Moneybox

Taco Bell Says Doritos Locos Tacos Have Created 15,000 Jobs

A Taco Bell and Pizza Hut in Los Angeles

Photo by Kevork Djansezian/Getty Images

Taco Bell’s Doritos Locos tacos have been a big hit product, but assertions that they’re responsible for the creation of 15,000 new jobs are a textbook illustration of the difficulty in making macro-inferences from micro-phenemona:

Creed explained how one taco, the Doritos Locos Taco, helped create 15,000 jobs for the Yum! Brands subsidiary. Taco Bell says it has 150,000 team members in its restaurants nationwide.

“It’s very possible because two things happened. One is we grew the business,” he said, adding that Taco Bell’s sales grew by 8 percent last year.

Second, it helps if you add two or three employees to each of Taco Bell’s 6,000 locations.
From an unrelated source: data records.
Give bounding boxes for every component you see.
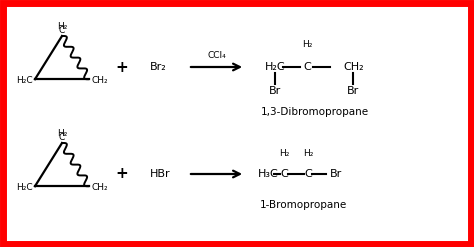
Text: Br: Br — [330, 169, 342, 179]
Text: H₃C: H₃C — [258, 169, 279, 179]
Text: 1-Bromopropane: 1-Bromopropane — [259, 200, 346, 210]
Text: H₂: H₂ — [57, 21, 67, 31]
Text: H₂: H₂ — [279, 149, 289, 158]
Text: CH₂: CH₂ — [343, 62, 364, 72]
Text: HBr: HBr — [150, 169, 171, 179]
Text: H₂: H₂ — [302, 40, 312, 49]
Text: Br₂: Br₂ — [150, 62, 167, 72]
Text: H₂C: H₂C — [16, 183, 32, 192]
Text: CCl₄: CCl₄ — [207, 51, 226, 60]
Text: CH₂: CH₂ — [91, 76, 109, 85]
Text: 1,3-Dibromopropane: 1,3-Dibromopropane — [261, 107, 369, 117]
Text: Br: Br — [347, 86, 359, 96]
Text: H₂: H₂ — [303, 149, 313, 158]
Text: H₂: H₂ — [57, 129, 67, 138]
Text: +: + — [116, 60, 128, 75]
Text: Br: Br — [269, 86, 281, 96]
Text: C: C — [303, 62, 311, 72]
Text: H₂C: H₂C — [265, 62, 286, 72]
Text: +: + — [116, 166, 128, 182]
Text: C: C — [304, 169, 312, 179]
Text: CH₂: CH₂ — [91, 183, 109, 192]
Text: C: C — [59, 26, 65, 35]
Text: C: C — [280, 169, 288, 179]
Text: H₂C: H₂C — [16, 76, 32, 85]
Text: C: C — [59, 133, 65, 142]
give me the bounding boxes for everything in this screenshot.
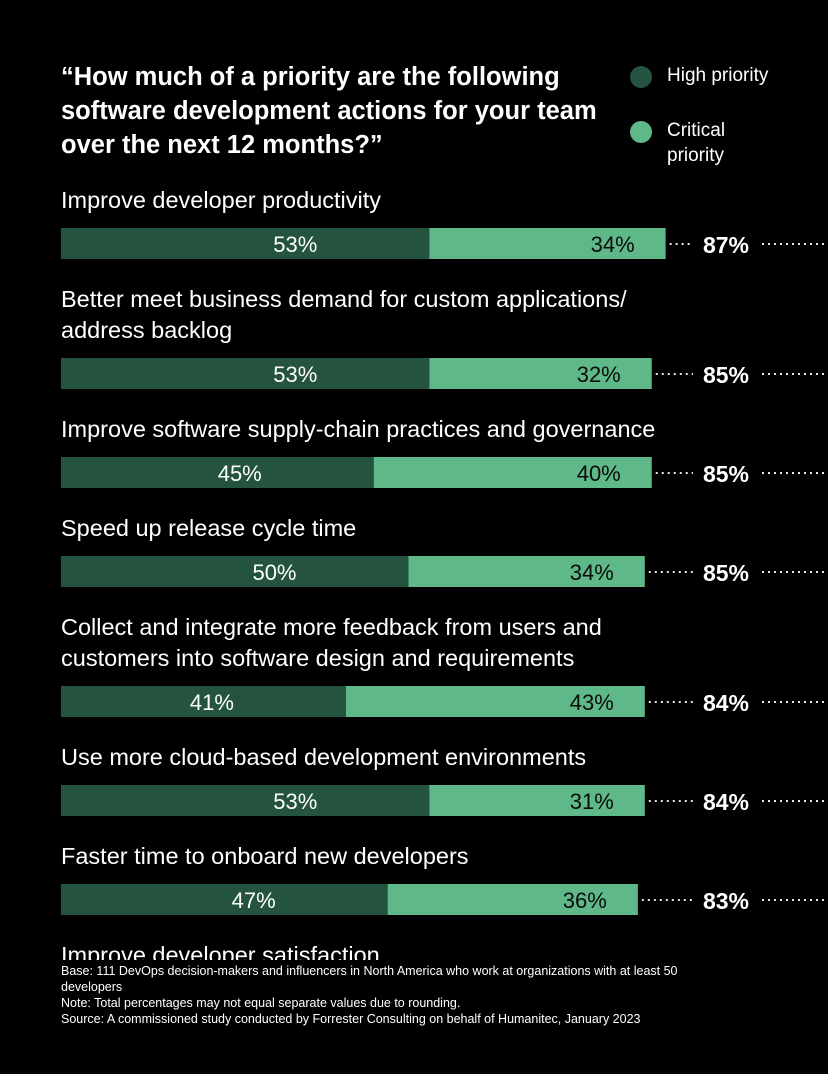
- category-label: address backlog: [61, 317, 232, 343]
- total-label: 85%: [703, 362, 749, 388]
- data-label-critical-priority: 40%: [577, 461, 621, 486]
- category-label: Use more cloud-based development environ…: [61, 744, 586, 770]
- total-label: 85%: [703, 461, 749, 487]
- category-label: Improve software supply-chain practices …: [61, 416, 655, 442]
- bar-high-priority: [61, 686, 346, 717]
- legend-swatch-critical-priority: [630, 121, 652, 143]
- bar-high-priority: [61, 785, 430, 816]
- category-label: Faster time to onboard new developers: [61, 843, 469, 869]
- category-label: Speed up release cycle time: [61, 515, 356, 541]
- data-label-high-priority: 53%: [273, 362, 317, 387]
- data-label-critical-priority: 34%: [591, 232, 635, 257]
- footnote-note: Note: Total percentages may not equal se…: [61, 996, 461, 1010]
- category-label: Collect and integrate more feedback from…: [61, 614, 602, 640]
- bar-high-priority: [61, 228, 430, 259]
- category-label: customers into software design and requi…: [61, 645, 574, 671]
- footnote-source: Source: A commissioned study conducted b…: [61, 1012, 641, 1026]
- footnote-base: Base: 111 DevOps decision-makers and inf…: [61, 964, 678, 994]
- category-label: Improve developer satisfaction: [61, 942, 380, 960]
- stacked-bar-chart: Improve developer productivity 53% 34% 87% B…: [61, 187, 828, 960]
- bar-critical-priority: [429, 785, 645, 816]
- data-label-high-priority: 41%: [190, 690, 234, 715]
- data-label-critical-priority: 34%: [570, 560, 614, 585]
- data-label-high-priority: 53%: [273, 789, 317, 814]
- bar-high-priority: [61, 556, 409, 587]
- total-label: 83%: [703, 888, 749, 914]
- total-label: 84%: [703, 789, 749, 815]
- bar-critical-priority: [408, 556, 645, 587]
- total-label: 84%: [703, 690, 749, 716]
- data-label-critical-priority: 36%: [563, 888, 607, 913]
- data-label-high-priority: 50%: [252, 560, 296, 585]
- data-label-high-priority: 53%: [273, 232, 317, 257]
- bar-high-priority: [61, 884, 388, 915]
- legend-label-critical-priority: Critical priority: [667, 120, 726, 166]
- bar-critical-priority: [387, 884, 638, 915]
- chart-title: “How much of a priority are the followin…: [61, 63, 597, 159]
- bar-critical-priority: [429, 358, 652, 389]
- data-label-critical-priority: 32%: [577, 362, 621, 387]
- footnotes: Base: 111 DevOps decision-makers and inf…: [61, 963, 741, 1027]
- bar-critical-priority: [345, 686, 645, 717]
- bar-high-priority: [61, 457, 374, 488]
- legend-label-high-priority: High priority: [667, 65, 769, 86]
- data-label-critical-priority: 43%: [570, 690, 614, 715]
- bar-critical-priority: [429, 228, 666, 259]
- data-label-critical-priority: 31%: [570, 789, 614, 814]
- category-label: Improve developer productivity: [61, 187, 381, 213]
- total-label: 85%: [703, 560, 749, 586]
- legend-swatch-high-priority: [630, 66, 652, 88]
- data-label-high-priority: 45%: [218, 461, 262, 486]
- data-label-high-priority: 47%: [232, 888, 276, 913]
- bar-critical-priority: [373, 457, 652, 488]
- bar-high-priority: [61, 358, 430, 389]
- total-label: 87%: [703, 232, 749, 258]
- category-label: Better meet business demand for custom a…: [61, 286, 627, 312]
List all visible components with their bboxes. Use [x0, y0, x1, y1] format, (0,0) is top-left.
“And that’s great, it makes us feel really good,” he said. “It’s great we sold lots of tacos and it’s great for our shareholders, but if you can get 15,000 people off the unemployment line and give them jobs – that to me is giving back to society. That is having a social conscience in doing the right thing. That’s really important to me.“

The observation here is that Doritos Locos tacos helped lead to surging Taco Bell sales, then Taco Bell added a lot of staff to meet that rising demand. And good for Taco Bell. But presumably some large fraction of those sales either displaced sales at other fast food establishments or else displaced nonfood purchases. People might be cutting expenditures on cable television or movie tickets in favor of Netflix and plowing some of their savings into buying more meals outside the house. The impact of any particular firm’s successes on overall levels of employment and output is totally ambiguous.